Broad Daylight is a 1922 American silent crime film directed by Irving Cummings and written by Harvey Gates. The film stars Lois Wilson, Jack Mulhall, Ralph Lewis, Kenneth Gibson, Wilton Taylor, and Ben Hewlett. The film was released on October 30, 1922, by Universal Film Manufacturing Company.

==Plot==
As described in a film magazine, Peter Fay, in prison nearing the end of a long sentence for a swindle, hoped his daughter Nora was on the clean, straight path and not the one he had followed. She was hoping for the best turn in her father's character so that he might come out purged of dishonesty. The police, old "friends" of Peter, watched his daughter to check her mode of living. At a drunken party, crooks who had something on Nora compel her to marry a drunken man thought to be a millionaire politician's son, using the bait that she could live off whatever the father thought it might be worth to keep this quiet until after the election.

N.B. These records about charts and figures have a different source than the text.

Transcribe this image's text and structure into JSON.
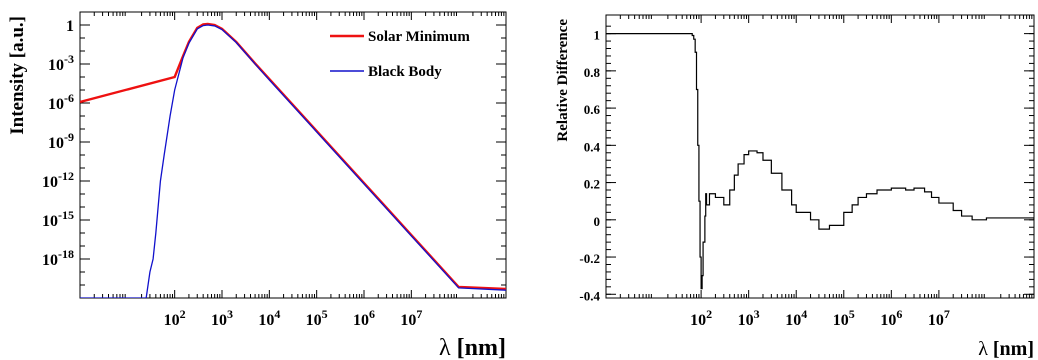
{
  "chart_data": [
    {
      "type": "line",
      "xlabel_symbol": "λ",
      "xlabel_unit": "[nm]",
      "ylabel": "Intensity [a.u.]",
      "x_scale": "log",
      "y_scale": "log",
      "xlim": [
        1,
        1000000000
      ],
      "ylim": [
        1e-21,
        10
      ],
      "x_ticks": [
        {
          "value": 100,
          "base": "10",
          "exp": "2"
        },
        {
          "value": 1000,
          "base": "10",
          "exp": "3"
        },
        {
          "value": 10000,
          "base": "10",
          "exp": "4"
        },
        {
          "value": 100000,
          "base": "10",
          "exp": "5"
        },
        {
          "value": 1000000,
          "base": "10",
          "exp": "6"
        },
        {
          "value": 10000000,
          "base": "10",
          "exp": "7"
        }
      ],
      "y_ticks": [
        {
          "value": 1,
          "base": "1",
          "exp": ""
        },
        {
          "value": 0.001,
          "base": "10",
          "exp": "-3"
        },
        {
          "value": 1e-06,
          "base": "10",
          "exp": "-6"
        },
        {
          "value": 1e-09,
          "base": "10",
          "exp": "-9"
        },
        {
          "value": 1e-12,
          "base": "10",
          "exp": "-12"
        },
        {
          "value": 1e-15,
          "base": "10",
          "exp": "-15"
        },
        {
          "value": 1e-18,
          "base": "10",
          "exp": "-18"
        }
      ],
      "legend_position": "top-right",
      "grid": false,
      "series": [
        {
          "name": "Solar Minimum",
          "color": "#ee1111",
          "x": [
            1,
            100,
            150,
            200,
            300,
            400,
            500,
            700,
            1000,
            2000,
            5000,
            10000,
            100000,
            1000000,
            10000000,
            100000000,
            1000000000
          ],
          "y": [
            1.2e-06,
            0.0001,
            0.004,
            0.05,
            0.6,
            1.1,
            1.2,
            1.0,
            0.5,
            0.05,
            0.0011,
            7e-05,
            7e-09,
            7e-13,
            7e-17,
            7e-21,
            5e-21
          ]
        },
        {
          "name": "Black Body",
          "color": "#1111cc",
          "x": [
            1,
            25,
            30,
            35,
            40,
            50,
            60,
            80,
            100,
            150,
            200,
            300,
            400,
            500,
            700,
            1000,
            2000,
            5000,
            10000,
            100000,
            1000000,
            10000000,
            100000000,
            1000000000
          ],
          "y": [
            1e-21,
            1e-21,
            1e-19,
            1e-18,
            1e-16,
            1e-12,
            1e-10,
            1e-07,
            1e-05,
            0.003,
            0.04,
            0.5,
            0.9,
            1.0,
            0.85,
            0.45,
            0.045,
            0.001,
            6e-05,
            6e-09,
            6e-13,
            6e-17,
            6e-21,
            4e-21
          ]
        }
      ]
    },
    {
      "type": "line",
      "xlabel_symbol": "λ",
      "xlabel_unit": "[nm]",
      "ylabel": "Relative Difference",
      "x_scale": "log",
      "xlim": [
        1,
        1000000000
      ],
      "ylim": [
        -0.42,
        1.1
      ],
      "x_ticks": [
        {
          "value": 100,
          "base": "10",
          "exp": "2"
        },
        {
          "value": 1000,
          "base": "10",
          "exp": "3"
        },
        {
          "value": 10000,
          "base": "10",
          "exp": "4"
        },
        {
          "value": 100000,
          "base": "10",
          "exp": "5"
        },
        {
          "value": 1000000,
          "base": "10",
          "exp": "6"
        },
        {
          "value": 10000000,
          "base": "10",
          "exp": "7"
        }
      ],
      "y_ticks": [
        {
          "value": 1,
          "label": "1"
        },
        {
          "value": 0.8,
          "label": "0.8"
        },
        {
          "value": 0.6,
          "label": "0.6"
        },
        {
          "value": 0.4,
          "label": "0.4"
        },
        {
          "value": 0.2,
          "label": "0.2"
        },
        {
          "value": 0,
          "label": "0"
        },
        {
          "value": -0.2,
          "label": "-0.2"
        },
        {
          "value": -0.4,
          "label": "-0.4"
        }
      ],
      "grid": false,
      "series": [
        {
          "color": "#000000",
          "x": [
            1,
            60,
            65,
            70,
            75,
            80,
            85,
            90,
            95,
            100,
            105,
            110,
            120,
            125,
            130,
            150,
            200,
            300,
            400,
            500,
            600,
            800,
            1000,
            1500,
            2000,
            3000,
            5000,
            8000,
            10000,
            20000,
            30000,
            50000,
            100000,
            150000,
            200000,
            300000,
            500000,
            1000000,
            2000000,
            3000000,
            5000000,
            7000000,
            10000000,
            20000000,
            30000000,
            50000000,
            100000000,
            1000000000
          ],
          "y": [
            1.0,
            1.0,
            0.99,
            0.97,
            0.9,
            0.7,
            0.4,
            0.1,
            -0.2,
            -0.37,
            -0.3,
            -0.12,
            0.02,
            0.14,
            0.08,
            0.14,
            0.12,
            0.08,
            0.16,
            0.24,
            0.3,
            0.35,
            0.37,
            0.36,
            0.32,
            0.25,
            0.16,
            0.08,
            0.04,
            0.0,
            -0.05,
            -0.03,
            0.04,
            0.08,
            0.12,
            0.14,
            0.16,
            0.17,
            0.16,
            0.17,
            0.15,
            0.12,
            0.09,
            0.05,
            0.02,
            0.0,
            0.01,
            0.0
          ]
        }
      ]
    }
  ]
}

The wedding in the basement was simple, with a scared minister to perform it, a drunken groom, and as witnesses three crooks, Davy Sunday, Shadow Smith, and The Scarab. They adjourned from the wedding on a hint that the police were en route to raid the party upstairs. The crooks then find out that the man was not the millionaire's son but Joel Morgan, a friend of that son, so the gang attempt to kill him and throw him in a roadside ditch, but Nora nurses the handsome Joel back to health at her tiny apartment. Joel comes to see that Nora may be "n.g." and possibly a crook, so he leaves her. Two years later Nora, trying to keep her father, now released from prison, from breaking into a house and robbing its safe. There is a fight at the house between the father and the gang, leaving one dead, and then the owner of the house catches them all. It turns out to be Joel, the owner of the house who has cleaned up his life. In spite of the evidence against her, Joel protects Nora and uses this opportunity granted by fate to reunite with her.

==Cast==
- Lois Wilson as Nora Fay
- Jack Mulhall as Joel Morgan
- Ralph Lewis as Peter Fay
- Kenneth Gibson as Davy Sunday
- Wilton Taylor as Detective Marks
- Ben Hewlett as Shadow Smith
- Robert Walker as The Scarab

==Preservation==
No copies of Broad Daylight are listed as held by any film archives, so it is a lost film.